On the other hand, in conjunction with a vague allusion to “racial bigotry,” Reagan highlighted the collective embrace of Louis by whites and blacks.
By demonstrating that racial tolerance had been achieved in the hearts and minds of white Americans, made explicit by his own act of goodwill toward Louis (the same black man whom the Internal Revenue Service had relentlessly hounded for back taxes during his lifetime), Reagan could justify the elimination of “inherently discriminatory” race-based policy initiatives that seemed to have no place in an egalitarian society. For Reagan, Louis offered affirmation of this ideal.
Rand Paul has, however, revealed himself to be far less adroit in walking the tightrope of race – attempting to claim his own goodness while he denounced government efforts to affect real change.
His simplistic assertion that he would have had the fortitude to stand alongside Dr. King, a man who regularly faced the very real threat and reality of violence, offends the sensibilities of all who understand the genuine sacrifice and terror endured by every single one of those demonstrably courageous people who actually did march, sit in, stand up, or register to vote.
Paul expressed his apocryphal support for Dr.
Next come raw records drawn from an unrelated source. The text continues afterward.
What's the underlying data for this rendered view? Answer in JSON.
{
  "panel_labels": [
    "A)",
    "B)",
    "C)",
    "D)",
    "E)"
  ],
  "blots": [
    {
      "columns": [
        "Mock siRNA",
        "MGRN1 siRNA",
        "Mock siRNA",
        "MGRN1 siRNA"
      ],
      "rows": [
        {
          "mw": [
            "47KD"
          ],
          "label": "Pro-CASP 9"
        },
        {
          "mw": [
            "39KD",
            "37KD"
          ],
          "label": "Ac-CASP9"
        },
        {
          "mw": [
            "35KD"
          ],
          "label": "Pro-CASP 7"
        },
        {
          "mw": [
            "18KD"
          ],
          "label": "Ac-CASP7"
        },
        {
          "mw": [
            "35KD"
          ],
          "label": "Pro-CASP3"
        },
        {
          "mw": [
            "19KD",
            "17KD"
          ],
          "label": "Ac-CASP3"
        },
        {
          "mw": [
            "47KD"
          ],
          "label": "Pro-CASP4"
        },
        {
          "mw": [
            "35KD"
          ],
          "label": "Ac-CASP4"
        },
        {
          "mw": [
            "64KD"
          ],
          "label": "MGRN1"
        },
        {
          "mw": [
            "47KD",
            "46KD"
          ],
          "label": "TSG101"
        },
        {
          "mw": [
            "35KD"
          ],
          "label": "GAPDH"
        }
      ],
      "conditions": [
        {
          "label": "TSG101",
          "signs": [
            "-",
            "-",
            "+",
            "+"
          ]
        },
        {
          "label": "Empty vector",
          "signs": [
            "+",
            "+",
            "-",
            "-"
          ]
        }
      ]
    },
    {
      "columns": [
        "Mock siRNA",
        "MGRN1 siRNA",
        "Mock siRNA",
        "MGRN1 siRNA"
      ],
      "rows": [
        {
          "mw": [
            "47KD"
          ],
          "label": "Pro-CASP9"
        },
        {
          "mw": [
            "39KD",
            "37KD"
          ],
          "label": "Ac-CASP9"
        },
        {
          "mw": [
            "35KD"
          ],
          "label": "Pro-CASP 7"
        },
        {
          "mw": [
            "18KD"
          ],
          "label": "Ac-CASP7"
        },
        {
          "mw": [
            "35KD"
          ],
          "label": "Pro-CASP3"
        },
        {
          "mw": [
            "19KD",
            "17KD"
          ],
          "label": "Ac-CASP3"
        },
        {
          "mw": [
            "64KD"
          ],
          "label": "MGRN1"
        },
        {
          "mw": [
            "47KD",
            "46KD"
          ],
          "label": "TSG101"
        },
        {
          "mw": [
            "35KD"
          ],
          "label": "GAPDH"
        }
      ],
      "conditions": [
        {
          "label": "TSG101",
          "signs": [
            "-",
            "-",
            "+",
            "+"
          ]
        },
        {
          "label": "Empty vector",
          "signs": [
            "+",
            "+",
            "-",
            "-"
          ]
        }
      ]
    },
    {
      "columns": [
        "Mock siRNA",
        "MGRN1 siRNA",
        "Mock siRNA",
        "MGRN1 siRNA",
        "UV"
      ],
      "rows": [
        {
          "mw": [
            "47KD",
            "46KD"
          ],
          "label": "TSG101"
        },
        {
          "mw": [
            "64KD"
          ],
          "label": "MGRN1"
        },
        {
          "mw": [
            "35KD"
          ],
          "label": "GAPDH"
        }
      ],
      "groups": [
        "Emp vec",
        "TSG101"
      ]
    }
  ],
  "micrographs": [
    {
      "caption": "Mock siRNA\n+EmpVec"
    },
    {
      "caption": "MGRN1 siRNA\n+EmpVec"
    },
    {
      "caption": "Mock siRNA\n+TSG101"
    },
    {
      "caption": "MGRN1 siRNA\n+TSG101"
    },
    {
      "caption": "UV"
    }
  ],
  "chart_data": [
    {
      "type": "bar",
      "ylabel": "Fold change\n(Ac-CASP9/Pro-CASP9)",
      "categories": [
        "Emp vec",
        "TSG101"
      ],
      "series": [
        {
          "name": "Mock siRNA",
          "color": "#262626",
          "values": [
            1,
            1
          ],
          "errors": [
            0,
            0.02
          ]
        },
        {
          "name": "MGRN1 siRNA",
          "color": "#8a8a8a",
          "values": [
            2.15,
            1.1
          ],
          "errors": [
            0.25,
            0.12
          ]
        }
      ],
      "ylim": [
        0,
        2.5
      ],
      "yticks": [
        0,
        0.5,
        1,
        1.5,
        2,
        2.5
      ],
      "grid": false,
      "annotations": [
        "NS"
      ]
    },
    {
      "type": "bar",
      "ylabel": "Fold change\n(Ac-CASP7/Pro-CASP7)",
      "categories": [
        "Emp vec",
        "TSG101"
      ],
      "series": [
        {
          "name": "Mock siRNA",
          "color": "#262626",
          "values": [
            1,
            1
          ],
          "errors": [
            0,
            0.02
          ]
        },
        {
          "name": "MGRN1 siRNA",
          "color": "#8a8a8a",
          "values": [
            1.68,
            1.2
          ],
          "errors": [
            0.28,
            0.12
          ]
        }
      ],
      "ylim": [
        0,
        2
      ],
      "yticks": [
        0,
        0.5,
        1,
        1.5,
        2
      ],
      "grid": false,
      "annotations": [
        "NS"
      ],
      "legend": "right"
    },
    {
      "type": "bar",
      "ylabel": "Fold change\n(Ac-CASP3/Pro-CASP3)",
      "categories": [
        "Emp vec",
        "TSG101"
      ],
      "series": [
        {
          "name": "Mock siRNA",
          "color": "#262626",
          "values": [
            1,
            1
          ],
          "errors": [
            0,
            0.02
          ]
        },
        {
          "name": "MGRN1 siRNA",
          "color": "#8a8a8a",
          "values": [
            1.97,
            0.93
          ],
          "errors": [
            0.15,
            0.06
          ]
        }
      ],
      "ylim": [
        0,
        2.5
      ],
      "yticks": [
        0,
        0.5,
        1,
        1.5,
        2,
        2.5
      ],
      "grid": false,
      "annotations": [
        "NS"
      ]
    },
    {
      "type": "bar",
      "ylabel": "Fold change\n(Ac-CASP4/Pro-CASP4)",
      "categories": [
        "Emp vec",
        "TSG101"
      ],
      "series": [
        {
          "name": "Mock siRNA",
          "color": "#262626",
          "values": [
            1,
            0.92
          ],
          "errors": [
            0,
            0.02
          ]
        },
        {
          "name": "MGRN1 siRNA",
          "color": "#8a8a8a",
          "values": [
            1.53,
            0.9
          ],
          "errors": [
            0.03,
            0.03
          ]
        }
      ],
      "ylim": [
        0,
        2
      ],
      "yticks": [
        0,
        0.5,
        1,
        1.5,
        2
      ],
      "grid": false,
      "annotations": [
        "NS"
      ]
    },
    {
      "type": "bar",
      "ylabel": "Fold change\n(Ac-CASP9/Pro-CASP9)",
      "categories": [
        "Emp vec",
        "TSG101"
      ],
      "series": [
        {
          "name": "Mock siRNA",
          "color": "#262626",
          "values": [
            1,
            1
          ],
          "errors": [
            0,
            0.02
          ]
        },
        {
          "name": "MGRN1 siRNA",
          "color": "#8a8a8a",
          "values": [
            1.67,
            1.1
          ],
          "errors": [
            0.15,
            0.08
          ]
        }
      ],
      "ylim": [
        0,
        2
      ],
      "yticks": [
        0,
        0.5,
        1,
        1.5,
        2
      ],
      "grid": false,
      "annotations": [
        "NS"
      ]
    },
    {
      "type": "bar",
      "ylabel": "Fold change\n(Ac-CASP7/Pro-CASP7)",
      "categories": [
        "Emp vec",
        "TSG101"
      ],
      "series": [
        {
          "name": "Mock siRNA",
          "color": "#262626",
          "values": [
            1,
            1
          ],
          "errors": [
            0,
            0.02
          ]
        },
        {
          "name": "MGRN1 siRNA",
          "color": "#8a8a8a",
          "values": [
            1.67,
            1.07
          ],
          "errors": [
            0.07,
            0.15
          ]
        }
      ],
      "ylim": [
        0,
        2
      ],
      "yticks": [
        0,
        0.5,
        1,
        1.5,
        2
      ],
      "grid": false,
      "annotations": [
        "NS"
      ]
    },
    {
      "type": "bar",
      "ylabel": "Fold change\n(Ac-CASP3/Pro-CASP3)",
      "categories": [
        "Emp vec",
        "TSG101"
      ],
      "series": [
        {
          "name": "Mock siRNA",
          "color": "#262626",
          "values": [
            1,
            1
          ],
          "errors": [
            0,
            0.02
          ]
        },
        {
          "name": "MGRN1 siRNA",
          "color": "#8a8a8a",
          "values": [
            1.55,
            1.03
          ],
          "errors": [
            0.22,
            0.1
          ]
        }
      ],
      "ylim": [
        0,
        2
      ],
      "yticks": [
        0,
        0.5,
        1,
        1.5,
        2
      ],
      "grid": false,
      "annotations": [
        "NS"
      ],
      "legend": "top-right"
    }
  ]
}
King in a hapless attempt to distract the public from his tangible disregard for racial justice. Dr. King risked his life to help secure the passage of a law that Paul so emphatically criticized.
The righteous claims of hypothetical action stand in stark contrast to the long hard battle of civil rights protesters. Such claims threaten to not only mute the notion of racial justice, but to render it altogether banal. As a society, we should be very cautious of demonstrating similar careless rhetoric about our racial progress if we fail to support it with deeds.
Marcy S. Sacks is associate professor of history at Albion College in Michigan, and she is writing a book about boxer Joe Louis.